Since July 15, our move-in date, I’ve spent tens of hours and hundreds of dollars at Der Pioneer. I know every inch of this space. There are four outlets along the perimeter. There are five stools that line the front counter, the one facing the window onto Church Avenue. The second one from the door squeaks when you spin the wooden seat to raise (or lower) it. If you sit in the corner, you get better access to the outlets but the sun blinds you from about 9:15 a.m. to 11:30 a.m. There are six stools on the side counter; the fourth one in from the door is wobbly. I know because I’m sitting on it now. For a few days last week, when Böttcher was on vacation, the nozzle on the watercooler broke and we had to make do with measly carafes. Now it’s back, thank God. There’s a long beautiful wooden table that seats eight in the front but I didn’t know it was made from golden acacia that fell in a Thai forest until I asked.

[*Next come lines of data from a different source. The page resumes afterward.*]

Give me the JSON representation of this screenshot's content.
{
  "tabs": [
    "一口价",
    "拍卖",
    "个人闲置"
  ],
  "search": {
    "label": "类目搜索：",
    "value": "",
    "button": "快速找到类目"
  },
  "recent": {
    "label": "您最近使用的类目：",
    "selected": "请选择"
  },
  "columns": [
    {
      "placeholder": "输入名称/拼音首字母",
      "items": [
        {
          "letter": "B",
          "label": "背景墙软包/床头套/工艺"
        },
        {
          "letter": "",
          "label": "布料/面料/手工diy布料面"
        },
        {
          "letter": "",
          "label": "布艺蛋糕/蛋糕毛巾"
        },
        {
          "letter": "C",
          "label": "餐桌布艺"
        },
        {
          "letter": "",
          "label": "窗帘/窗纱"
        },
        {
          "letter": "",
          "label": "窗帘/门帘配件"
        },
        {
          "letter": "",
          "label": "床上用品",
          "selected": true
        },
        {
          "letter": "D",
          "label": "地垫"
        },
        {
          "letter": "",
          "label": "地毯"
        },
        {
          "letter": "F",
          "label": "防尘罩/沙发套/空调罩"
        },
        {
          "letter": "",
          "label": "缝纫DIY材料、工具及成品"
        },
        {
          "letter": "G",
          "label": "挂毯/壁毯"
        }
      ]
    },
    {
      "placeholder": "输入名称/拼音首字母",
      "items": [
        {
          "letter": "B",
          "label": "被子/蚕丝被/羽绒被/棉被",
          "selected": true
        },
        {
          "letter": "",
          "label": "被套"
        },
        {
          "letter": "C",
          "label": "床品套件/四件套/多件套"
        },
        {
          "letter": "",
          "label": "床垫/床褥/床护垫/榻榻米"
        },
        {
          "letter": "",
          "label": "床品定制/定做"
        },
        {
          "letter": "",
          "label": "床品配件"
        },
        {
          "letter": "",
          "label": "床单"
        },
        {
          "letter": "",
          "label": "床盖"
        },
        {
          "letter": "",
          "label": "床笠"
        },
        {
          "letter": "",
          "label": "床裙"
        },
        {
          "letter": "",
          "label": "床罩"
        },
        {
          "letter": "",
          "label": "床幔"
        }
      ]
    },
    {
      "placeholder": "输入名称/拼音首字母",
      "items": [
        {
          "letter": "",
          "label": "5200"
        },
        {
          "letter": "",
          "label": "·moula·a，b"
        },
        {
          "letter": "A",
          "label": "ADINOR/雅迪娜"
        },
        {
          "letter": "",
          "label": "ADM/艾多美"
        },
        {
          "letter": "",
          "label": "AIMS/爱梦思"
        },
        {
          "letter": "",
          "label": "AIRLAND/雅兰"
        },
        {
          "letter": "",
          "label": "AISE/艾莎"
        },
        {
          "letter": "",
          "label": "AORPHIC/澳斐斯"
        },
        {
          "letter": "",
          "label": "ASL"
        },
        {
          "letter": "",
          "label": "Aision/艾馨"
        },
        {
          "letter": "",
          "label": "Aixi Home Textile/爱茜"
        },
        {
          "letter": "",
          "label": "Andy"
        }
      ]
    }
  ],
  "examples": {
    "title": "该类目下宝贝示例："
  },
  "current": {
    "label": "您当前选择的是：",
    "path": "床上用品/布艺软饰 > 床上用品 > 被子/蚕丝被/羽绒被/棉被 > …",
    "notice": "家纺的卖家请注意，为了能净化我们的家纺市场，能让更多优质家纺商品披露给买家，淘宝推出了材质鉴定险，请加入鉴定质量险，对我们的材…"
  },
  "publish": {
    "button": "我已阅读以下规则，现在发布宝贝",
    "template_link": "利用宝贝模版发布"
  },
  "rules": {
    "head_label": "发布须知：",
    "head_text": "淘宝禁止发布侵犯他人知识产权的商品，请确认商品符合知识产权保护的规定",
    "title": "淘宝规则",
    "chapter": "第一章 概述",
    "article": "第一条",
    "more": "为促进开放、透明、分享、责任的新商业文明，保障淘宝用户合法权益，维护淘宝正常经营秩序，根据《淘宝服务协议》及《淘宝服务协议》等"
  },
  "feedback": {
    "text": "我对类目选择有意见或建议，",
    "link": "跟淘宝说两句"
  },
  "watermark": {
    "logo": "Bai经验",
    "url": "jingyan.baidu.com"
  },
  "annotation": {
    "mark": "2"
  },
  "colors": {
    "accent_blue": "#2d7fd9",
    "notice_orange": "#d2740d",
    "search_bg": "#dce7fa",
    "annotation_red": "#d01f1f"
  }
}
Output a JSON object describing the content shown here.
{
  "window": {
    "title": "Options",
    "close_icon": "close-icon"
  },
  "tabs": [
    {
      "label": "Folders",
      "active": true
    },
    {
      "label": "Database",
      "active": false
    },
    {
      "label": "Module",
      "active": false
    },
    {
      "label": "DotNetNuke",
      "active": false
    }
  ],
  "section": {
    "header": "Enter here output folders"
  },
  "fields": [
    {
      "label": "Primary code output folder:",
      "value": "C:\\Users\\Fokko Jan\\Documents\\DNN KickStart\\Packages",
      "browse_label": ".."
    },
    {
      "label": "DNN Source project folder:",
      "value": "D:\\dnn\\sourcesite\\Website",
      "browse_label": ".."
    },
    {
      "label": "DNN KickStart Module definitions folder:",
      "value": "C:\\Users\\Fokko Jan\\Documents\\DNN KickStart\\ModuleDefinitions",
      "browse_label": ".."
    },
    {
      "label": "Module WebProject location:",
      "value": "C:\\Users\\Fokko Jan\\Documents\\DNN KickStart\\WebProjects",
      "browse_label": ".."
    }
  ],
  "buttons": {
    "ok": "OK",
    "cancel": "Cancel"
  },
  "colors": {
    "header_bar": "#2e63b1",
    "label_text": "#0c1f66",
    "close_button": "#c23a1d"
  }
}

Already enough moments have passed here that I feel part of the fabric, the slow osmosis of making a new neighborhood yours. Most of the moments are small, the ands, buts, and thes that make up most of one’s life sentence. Deadlines hit; deadlines missed; coffees drunk; lunch eaten by the glow of Google Drive. But already the five-dollar words are beginning to appear as well. A few weeks ago, we celebrated my youngest son’s fifth birthday here with a single-serving raspberry gâteaux. (Well, two actually — one for his older brother because who wants to spend a birthday fighting.) Along with the delicate hazelnut dacquoise and the sacher cake, the gâteaux lurked in the display case like an escapee from a fancy Upper East Side patisserie slumming it in Kensington. So pink it could be a millennial toy, so sweet it could be a dream, a single raspberry was perched upon the raspberry yogurt mousse. A speck of gold leaf sat fluttering like a flag staked atop a summit, as if to claim that this was the land of the small triumph, the quiet victory, the vanguard of home.